Senator POWELL(10.54) —I move:

(16) Page 18, clause 32, line 29, leave out `20', insert `15'.

This clause relates to the duration of the right which is issued under this legislation. The Bill provides for a period of 20 years for a patent on plant material. I make the point that this amendment was suggested to me by a person involved in the seed industry, Mr Jack Sewell, who had a Churchill fellowship, who travelled overseas investigating plant patent systems and who has been a very strong supporter of plant patenting for Australia over the past 10 to 15 years. He is also a member of the industry committee for plant breeders' rights, a group which since the mid-70s has been promoting this very strongly in Australia. It is of enormous interest to me that I, as a very strong opponent of this legislation, should find myself on my feet in the Committee proposing an amendment which a person who has deeply studied and strongly supported this legislation has asked me to move. Therefore I ask myself: Why is this legislation providing for a period of 20 years when that is not the period that the people in the industry require but a longer one? Mr Sewell informs me that a period of around 15 years is much more the norm overseas. We know from our industrial patents legislation that 16 years is the more normal period.

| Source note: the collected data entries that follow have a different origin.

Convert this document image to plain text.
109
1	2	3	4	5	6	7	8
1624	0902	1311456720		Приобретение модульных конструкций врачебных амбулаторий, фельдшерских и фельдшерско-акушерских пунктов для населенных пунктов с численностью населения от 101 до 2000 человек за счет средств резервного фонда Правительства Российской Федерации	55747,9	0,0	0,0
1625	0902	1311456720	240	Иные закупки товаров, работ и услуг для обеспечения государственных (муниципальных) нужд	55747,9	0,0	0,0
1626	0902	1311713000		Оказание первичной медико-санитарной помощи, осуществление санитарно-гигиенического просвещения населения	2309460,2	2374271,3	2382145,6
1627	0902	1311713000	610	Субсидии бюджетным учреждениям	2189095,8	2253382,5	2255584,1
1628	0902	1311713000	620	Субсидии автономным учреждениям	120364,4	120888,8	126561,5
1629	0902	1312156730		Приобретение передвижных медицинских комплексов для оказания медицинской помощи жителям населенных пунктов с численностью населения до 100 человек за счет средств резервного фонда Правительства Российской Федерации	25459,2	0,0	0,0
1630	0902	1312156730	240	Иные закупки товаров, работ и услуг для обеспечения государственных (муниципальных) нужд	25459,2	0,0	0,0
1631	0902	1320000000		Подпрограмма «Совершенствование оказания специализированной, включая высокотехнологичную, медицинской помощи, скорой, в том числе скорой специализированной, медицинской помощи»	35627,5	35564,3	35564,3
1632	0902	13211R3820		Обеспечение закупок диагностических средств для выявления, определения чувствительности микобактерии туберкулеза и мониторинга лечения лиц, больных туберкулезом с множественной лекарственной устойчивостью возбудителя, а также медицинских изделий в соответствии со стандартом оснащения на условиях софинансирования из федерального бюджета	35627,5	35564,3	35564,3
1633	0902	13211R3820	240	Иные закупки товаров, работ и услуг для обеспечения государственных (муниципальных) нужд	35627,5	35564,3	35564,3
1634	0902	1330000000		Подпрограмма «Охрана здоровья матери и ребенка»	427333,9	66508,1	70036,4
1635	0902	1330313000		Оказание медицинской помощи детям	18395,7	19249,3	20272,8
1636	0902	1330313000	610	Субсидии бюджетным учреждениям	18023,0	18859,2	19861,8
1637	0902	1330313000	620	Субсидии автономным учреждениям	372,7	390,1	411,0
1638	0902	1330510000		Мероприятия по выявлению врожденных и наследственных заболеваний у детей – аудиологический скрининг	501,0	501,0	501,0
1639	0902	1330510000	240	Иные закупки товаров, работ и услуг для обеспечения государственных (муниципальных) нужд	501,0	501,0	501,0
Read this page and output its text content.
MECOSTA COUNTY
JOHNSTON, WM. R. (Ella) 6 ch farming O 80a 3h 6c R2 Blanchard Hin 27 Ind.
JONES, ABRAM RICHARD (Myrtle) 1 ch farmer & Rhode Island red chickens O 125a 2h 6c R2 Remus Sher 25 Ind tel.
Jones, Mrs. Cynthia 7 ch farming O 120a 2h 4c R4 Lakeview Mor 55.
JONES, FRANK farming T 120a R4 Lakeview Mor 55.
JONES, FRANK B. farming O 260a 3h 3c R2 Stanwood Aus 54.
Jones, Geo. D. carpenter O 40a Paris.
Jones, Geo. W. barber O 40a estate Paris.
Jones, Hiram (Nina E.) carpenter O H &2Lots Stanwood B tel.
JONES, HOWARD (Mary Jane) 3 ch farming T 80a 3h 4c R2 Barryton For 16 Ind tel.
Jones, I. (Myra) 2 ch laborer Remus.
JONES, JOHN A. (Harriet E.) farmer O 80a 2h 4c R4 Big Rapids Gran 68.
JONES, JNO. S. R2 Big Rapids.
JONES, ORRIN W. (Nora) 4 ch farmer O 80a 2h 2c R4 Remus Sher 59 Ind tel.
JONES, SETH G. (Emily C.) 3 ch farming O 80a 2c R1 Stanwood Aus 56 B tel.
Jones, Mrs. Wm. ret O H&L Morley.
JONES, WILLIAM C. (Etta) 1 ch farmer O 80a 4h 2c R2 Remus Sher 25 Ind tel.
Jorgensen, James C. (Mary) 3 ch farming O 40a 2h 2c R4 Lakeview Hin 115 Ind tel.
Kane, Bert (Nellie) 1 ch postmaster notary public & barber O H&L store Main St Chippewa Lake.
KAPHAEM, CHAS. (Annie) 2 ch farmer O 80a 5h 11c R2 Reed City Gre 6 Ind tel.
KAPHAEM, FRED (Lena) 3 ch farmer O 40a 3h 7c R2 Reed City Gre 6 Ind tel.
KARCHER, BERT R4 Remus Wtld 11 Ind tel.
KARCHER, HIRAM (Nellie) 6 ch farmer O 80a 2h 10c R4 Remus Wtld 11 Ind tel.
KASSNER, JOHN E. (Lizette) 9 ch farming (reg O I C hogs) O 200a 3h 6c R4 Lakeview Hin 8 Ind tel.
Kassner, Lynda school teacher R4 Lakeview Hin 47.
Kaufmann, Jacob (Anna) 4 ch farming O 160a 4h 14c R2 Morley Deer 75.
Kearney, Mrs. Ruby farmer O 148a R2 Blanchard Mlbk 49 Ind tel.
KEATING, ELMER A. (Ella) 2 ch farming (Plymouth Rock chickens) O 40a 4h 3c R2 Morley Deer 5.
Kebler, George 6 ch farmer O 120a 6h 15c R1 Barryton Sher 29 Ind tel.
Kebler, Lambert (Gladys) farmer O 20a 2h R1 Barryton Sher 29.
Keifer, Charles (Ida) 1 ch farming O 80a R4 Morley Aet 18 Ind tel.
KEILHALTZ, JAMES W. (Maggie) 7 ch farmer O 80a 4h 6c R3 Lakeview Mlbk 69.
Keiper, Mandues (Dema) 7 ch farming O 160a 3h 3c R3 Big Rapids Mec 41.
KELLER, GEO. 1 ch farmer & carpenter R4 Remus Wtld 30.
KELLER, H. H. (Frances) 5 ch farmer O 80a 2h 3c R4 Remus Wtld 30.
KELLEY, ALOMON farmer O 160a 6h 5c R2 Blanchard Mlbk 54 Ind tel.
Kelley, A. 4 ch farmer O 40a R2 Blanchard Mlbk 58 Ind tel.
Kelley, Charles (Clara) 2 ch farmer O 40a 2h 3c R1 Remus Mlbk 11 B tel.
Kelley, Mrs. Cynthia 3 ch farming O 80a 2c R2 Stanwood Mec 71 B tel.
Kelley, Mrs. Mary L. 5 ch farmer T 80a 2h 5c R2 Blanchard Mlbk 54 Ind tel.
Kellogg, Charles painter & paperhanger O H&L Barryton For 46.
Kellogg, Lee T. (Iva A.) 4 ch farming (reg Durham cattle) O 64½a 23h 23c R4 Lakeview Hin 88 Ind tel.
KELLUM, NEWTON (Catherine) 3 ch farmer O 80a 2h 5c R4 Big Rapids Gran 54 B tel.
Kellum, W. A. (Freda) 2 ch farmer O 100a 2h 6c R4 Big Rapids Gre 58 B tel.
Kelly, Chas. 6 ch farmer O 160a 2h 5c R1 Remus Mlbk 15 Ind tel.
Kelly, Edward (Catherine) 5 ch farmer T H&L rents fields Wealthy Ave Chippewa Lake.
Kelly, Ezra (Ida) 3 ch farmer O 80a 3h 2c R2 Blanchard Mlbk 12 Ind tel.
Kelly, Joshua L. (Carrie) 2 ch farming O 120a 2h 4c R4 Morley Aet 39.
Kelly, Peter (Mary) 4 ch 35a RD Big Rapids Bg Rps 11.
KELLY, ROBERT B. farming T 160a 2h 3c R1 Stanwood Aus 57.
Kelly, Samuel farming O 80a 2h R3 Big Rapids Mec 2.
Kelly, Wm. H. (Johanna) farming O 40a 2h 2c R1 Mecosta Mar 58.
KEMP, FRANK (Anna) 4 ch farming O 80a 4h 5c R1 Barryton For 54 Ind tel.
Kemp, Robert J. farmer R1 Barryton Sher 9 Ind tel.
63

Why are we facing legislation that will lock up the ownership of living material for a period of 20 years? If it is not Australia's seed industry that has asked for this, who has? Perhaps it is the prospective new owners of the Australian seed industry. We have brought evidence before this chamber that has demonstrated that in a very short space of time, in the experience in the United States of America, in the United Kingdom and in Europe, the small business people who made up the local seed industry and who supported similar legislation in the mistaken belief that it would be of benefit to them, were taken over by the 20 or so international companies, largely multinational petro-chemical companies, which now control the industry. The Shell Petroleum Co. Ltd is the largest seed company in the world. Union Carbide Ltd, Ciba-Geigy Ltd, Sandoz Ltd and companies such as those are the leading seed companies in the world-not the companies run by people like Jack Sewell. Maybe those companies are going to invest in the next round of takeovers here-maybe this will be the next industry to face that-and, in order to cover that investment, they want rights that will last a full 20 years. I proposed this amendment because I understand this to be the case from a leading seed grower in the industry who, as I have said, is a Churchill Fellowship holder.

This clause in the Bill raises perhaps one of the clearest concerns about who and what is behind this legislation. Although, as Senator Mason has pointed out, the Australian Democrats are totally opposed to this legislation, if this amendment were to be passed at the very least we would be limiting the right and the damage to 15 years for each individual application that has total and unequivocal support in the community. I commend the amendment to the Committee.